“Boy Erased” Should Have Been Stronger

This film goes from shock and awe to aw, shucks way too abruptly. Memoir adapter and director Joel Edgerton continues in his horror milieu with Boy Erased (C+), exposing life in a gay conversion therapy center as a form of interior and institutional terror. It’s a bit of a low-key rainbow hued Cuckoo’s Nest or Girl, Interrupted and is extraordinarily effective until it isn’t.

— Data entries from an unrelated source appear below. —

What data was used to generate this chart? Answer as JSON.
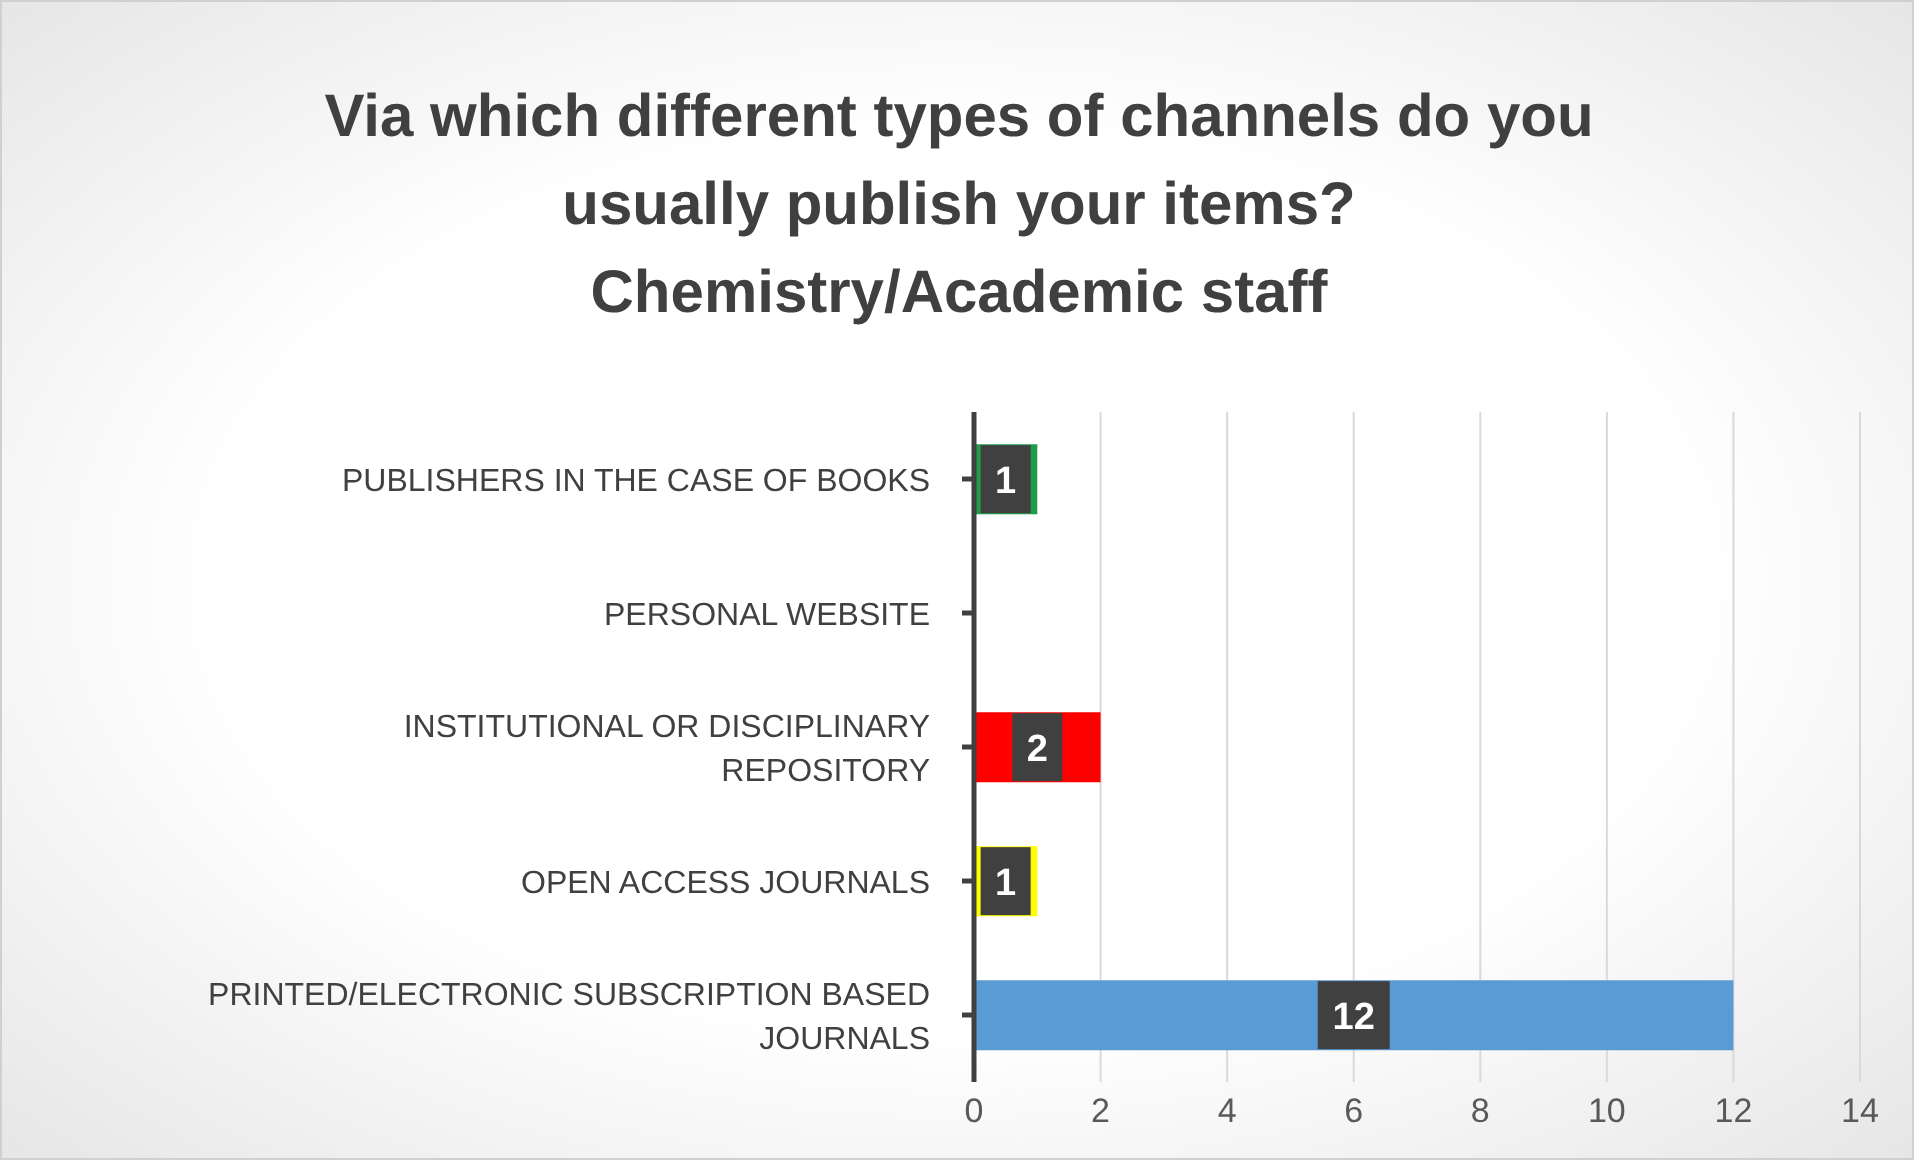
{
  "chart_data": {
    "type": "bar",
    "orientation": "horizontal",
    "title": "Via which different types of channels do you\nusually publish your items?\nChemistry/Academic staff",
    "categories": [
      "PUBLISHERS IN THE CASE OF BOOKS",
      "PERSONAL WEBSITE",
      "INSTITUTIONAL OR DISCIPLINARY REPOSITORY",
      "OPEN ACCESS JOURNALS",
      "PRINTED/ELECTRONIC SUBSCRIPTION BASED JOURNALS"
    ],
    "values": [
      1,
      0,
      2,
      1,
      12
    ],
    "value_labels": [
      "1",
      null,
      "2",
      "1",
      "12"
    ],
    "colors": [
      "#1e9c48",
      "#7f7f7f",
      "#ff0000",
      "#ffff00",
      "#5b9bd5"
    ],
    "xlim": [
      0,
      14
    ],
    "xticks": [
      0,
      2,
      4,
      6,
      8,
      10,
      12,
      14
    ],
    "grid": "x"
  }
}
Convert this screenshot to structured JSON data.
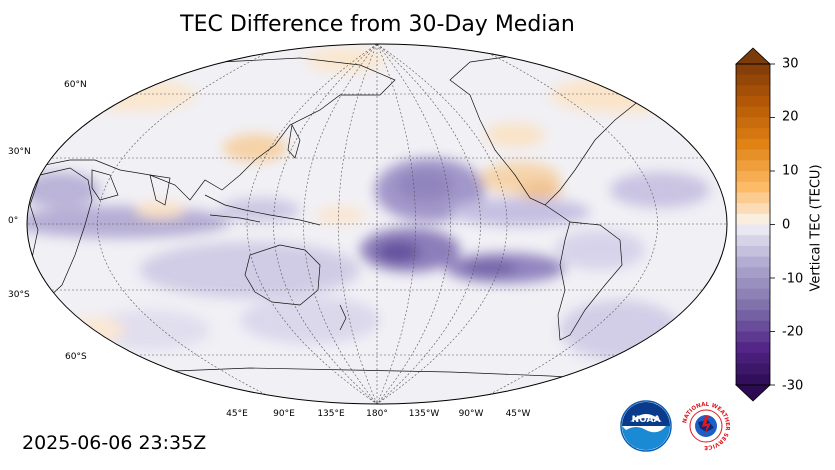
{
  "title": "TEC Difference from 30-Day Median",
  "timestamp": "2025-06-06 23:35Z",
  "lat_labels": [
    "60°N",
    "30°N",
    "0°",
    "30°S",
    "60°S"
  ],
  "lon_labels": [
    "45°E",
    "90°E",
    "135°E",
    "180°",
    "135°W",
    "90°W",
    "45°W"
  ],
  "colorbar": {
    "label": "Vertical TEC (TECU)",
    "min": -30,
    "max": 30,
    "ticks": [
      "30",
      "20",
      "10",
      "0",
      "-10",
      "-20",
      "-30"
    ]
  },
  "logos": {
    "noaa": {
      "text": "NOAA",
      "color": "#0a5fb4"
    },
    "nws": {
      "text": "NATIONAL WEATHER SERVICE",
      "color": "#e0191e"
    }
  },
  "colors": {
    "negative": "#5a3b8f",
    "positive": "#e8a050",
    "neutral": "#f2f1f5"
  }
}
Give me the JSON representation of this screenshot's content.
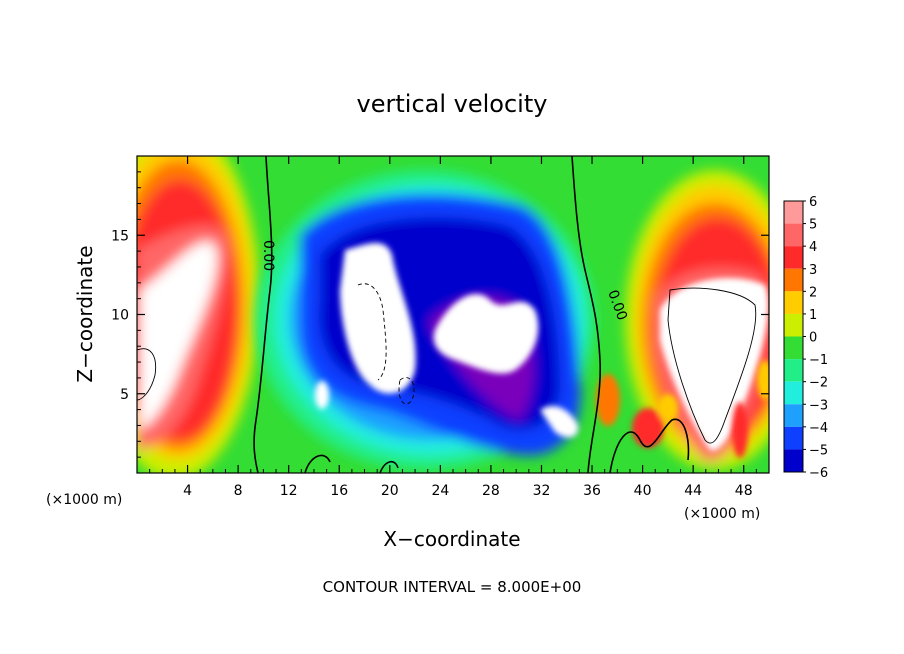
{
  "chart_data": {
    "type": "heatmap",
    "title": "vertical velocity",
    "xlabel": "X−coordinate",
    "ylabel": "Z−coordinate",
    "x_unit": "(×1000 m)",
    "x_unit_right": "(×1000 m)",
    "xlim": [
      0,
      50
    ],
    "ylim": [
      0,
      20
    ],
    "x_ticks": [
      4,
      8,
      12,
      16,
      20,
      24,
      28,
      32,
      36,
      40,
      44,
      48
    ],
    "y_ticks": [
      5,
      10,
      15
    ],
    "colorbar": {
      "min": -6,
      "max": 6,
      "ticks": [
        "6",
        "5",
        "4",
        "3",
        "2",
        "1",
        "0",
        "−1",
        "−2",
        "−3",
        "−4",
        "−5",
        "−6"
      ],
      "colors": [
        "#ff9a9a",
        "#ff6666",
        "#ff2a2a",
        "#ff7700",
        "#ffcc00",
        "#ccee00",
        "#33dd33",
        "#22ee88",
        "#22eedd",
        "#1ea0ff",
        "#1040ff",
        "#0000cc",
        "#7a00bb"
      ]
    },
    "contour_labels": [
      "0.00",
      "0.00"
    ],
    "features": [
      {
        "kind": "updraft",
        "x": [
          0,
          9
        ],
        "z": [
          1,
          16
        ],
        "peak": 6
      },
      {
        "kind": "downdraft",
        "x": [
          11,
          35
        ],
        "z": [
          0.5,
          17
        ],
        "peak": -6
      },
      {
        "kind": "updraft",
        "x": [
          41,
          50
        ],
        "z": [
          0.5,
          16
        ],
        "peak": 6
      },
      {
        "kind": "updraft",
        "x": [
          36,
          42
        ],
        "z": [
          1,
          6
        ],
        "peak": 4
      }
    ],
    "footnote": "CONTOUR INTERVAL = 8.000E+00"
  }
}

In the pro column is the protagonist, a preacher’s son magnificently played by Lucas Hedges, whose heartache and aim to please is palpable. He’s one of the great actors of his generation, and he sells a sometimes hackneyed narrative with dignity and verve. In the con camp are all adult characters: the ex-gay Grand Poobah himself played with little nuance by Edgerton and the conflicted parents played by Nicole Kidman (generally effective if a little treacly) and Russell Crowe (a career worst performance with stone cold lack of subtly). Told awkwardly with occasional flashbacks, there is genuine suspense in some surprisingly bleak moments; other times, the detached hero hovers emotionally above his melancholy surroundings, robbing sequences of conflict. There’s a through line of cautionary importance to this exposé of all-too-common reprogramming procedures. But the final act offers too tidy a resolution. More like goodwill erased.